# Low Fps On Counter-Strike



## zhiwei_1986 (Oct 25, 2003)

I'm currently using a amd k-6 500 mhz cpu. I've bought a Geforce4 Tornado 128mb recently, hoping to improve gameplay for counter-strike. it works on my cpu but the fps for counter-strike is around 20-30+. Is this normal or i did not have the correct settings for my graphic card?


----------



## brianF (Dec 2, 1999)

Moved to games forum, I would think you will get a better response here from the frame counters


----------



## KeithKman (Dec 29, 2002)

type the following in your console followed by enter:

fps_max "101"


If that doesn't work, your computer is just to slow.


----------



## McTimson (Aug 16, 2002)

Make sure that it's running in OpenGL mode, not software, and that you've installed the latest drivers for the grahics card.

How much memory do you have installed?

That CPU is rather old, and it may be the problem. You might want to look into upgrading, but since CS is a pretty old game, I think it should be able to run somewhat faster than that. BUt I wouldn't expect too much, that graphics card is way too good for a K6-2.


----------



## zhiwei_1986 (Oct 25, 2003)

I have the newest driver updated already and fps_max set to 101 but i think my cpu is just too slow..Mayb should consider upgrading the system.. thanks anyway for helping. =)


----------



## Guest (Oct 26, 2003)

ure computer isnt to slow i play cs on my 400mhz cpu with voodoo2 and it runs great maybe u dont have it in opengl mode and at 640x480.


----------



## GLiO (Dec 12, 2002)

Your computer is creating a bottleneck for the video card. Upgrade time 

$54 - Athlon XP 2000
Pricewatch.com


----------



## KeithKman (Dec 29, 2002)

Yea, upgrade!


----------



## Guest (Oct 26, 2003)

thats ure solution to everything keith!!!!!!!!!


----------



## KeithKman (Dec 29, 2002)

> _Originally posted by Deathdealer:_
> *thats ure solution to everything keith!!!!!!!!! *


----------



## PaTch (Oct 28, 2003)

So your trying to get higher fps only by using the command fps max 101?
What you need to do is take off vsync from your video card.

(Use at your own risk)

Right click on your desktop, go to properties, then settings, then advanced in the bottom right. Then go to the tab labeled with your video card name, (top right). Now when you open up this tab to your left you will see a bar (with most video cards) slide out, if not then check for a green button along the left part of the current window.

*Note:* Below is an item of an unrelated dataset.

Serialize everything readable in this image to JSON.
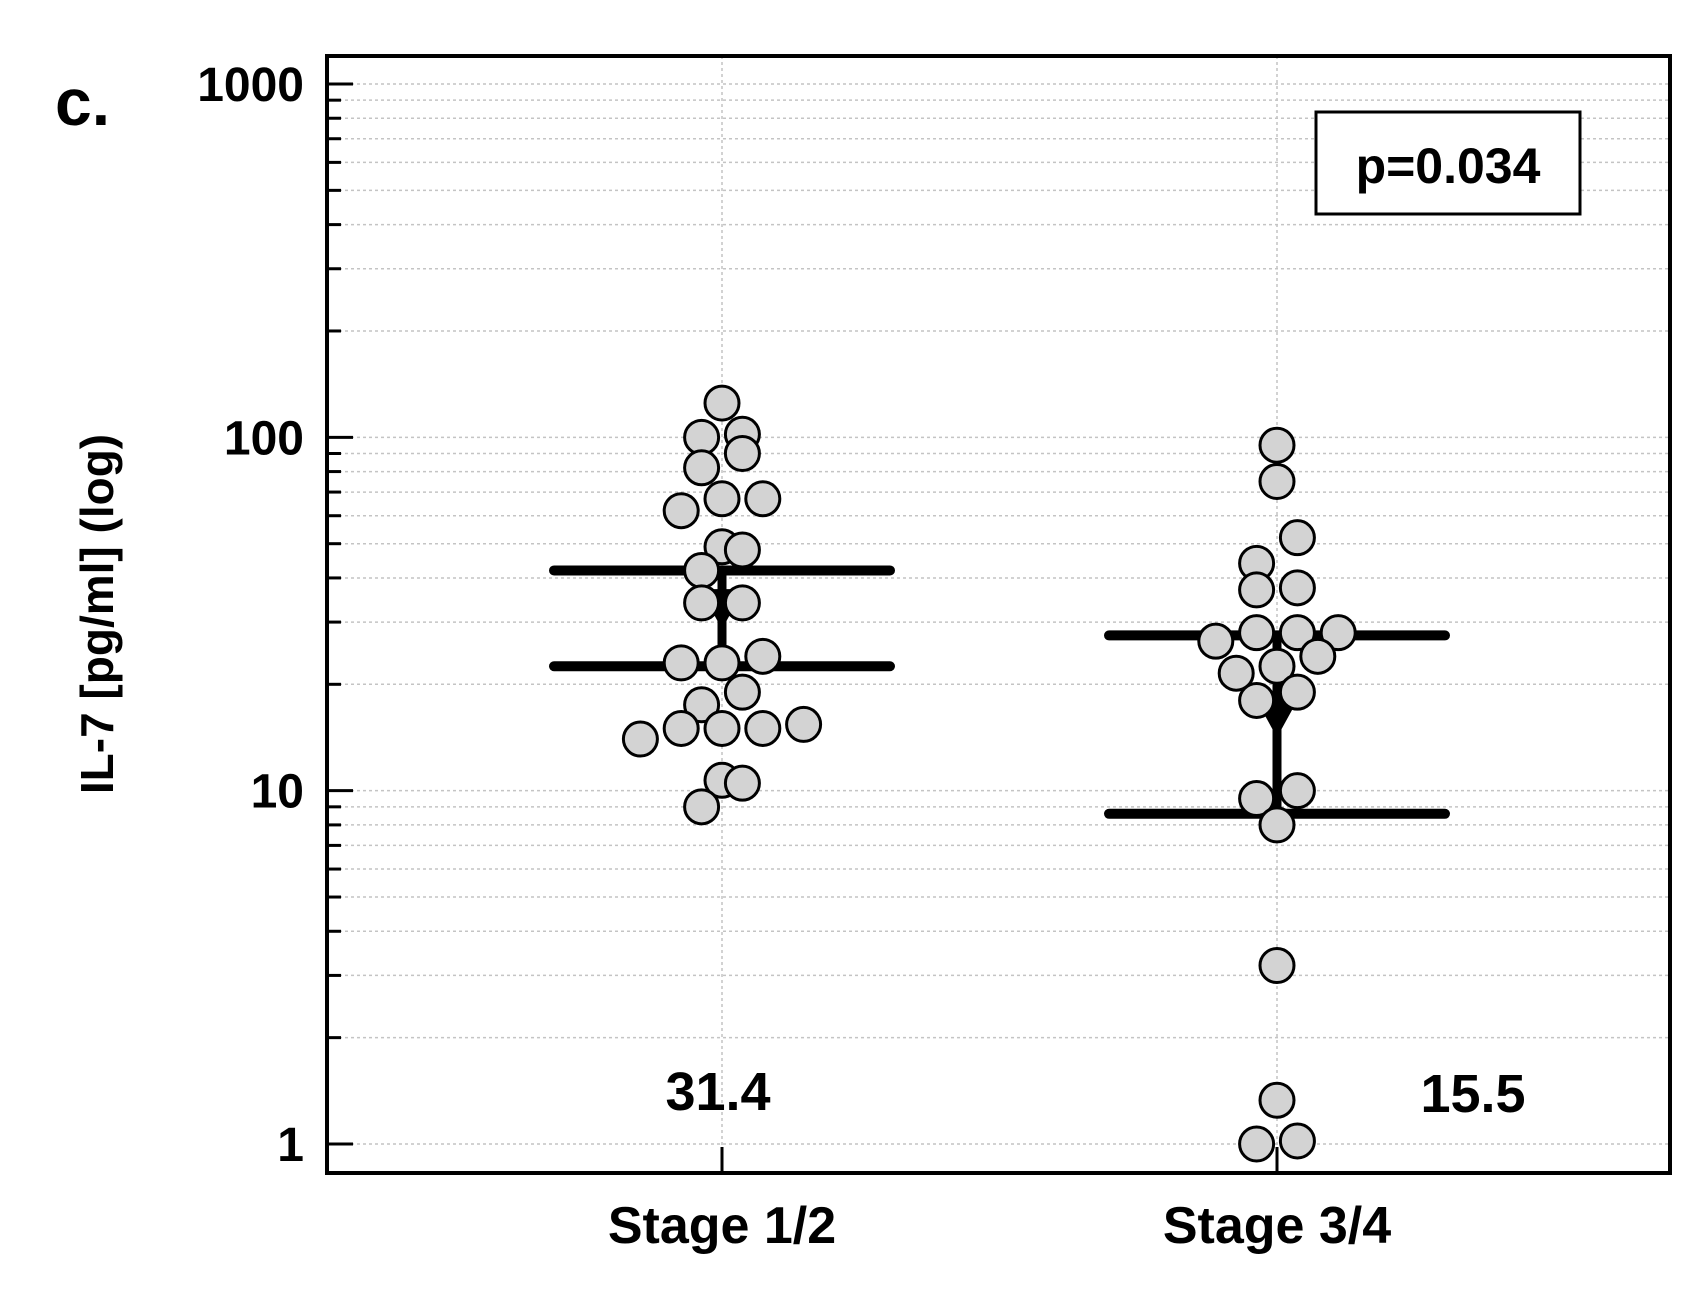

Once you found this tab go to open gl settings and you will see a list of settings back on the main settings window. The bottom one should be Vertical Sync, Turn this to ALWAYS OFF. Then exit

Now your fps won't be maxed at around 60. 
On a flat panel I get around 70 fps.
I have a friend that gets 250 fps on a CRT, but for some reason his power supply and video card went dead.... Wonder why 

There is a command to test your true fps, if makes you spin around in a circle and then comes back with the results, I tested at over 400. If anyone is interested in this command just reply and ask me and I will figure it out for you.


----------



## KeithKman (Dec 29, 2002)

PaTch: Nice post! :up:



> There is a command to test your true fps, if makes you spin around in a circle and then comes back with the results, I tested at over 400. If anyone is interested in this command just reply and ask me and I will figure it out for you.


That command would be "timerefresh".


----------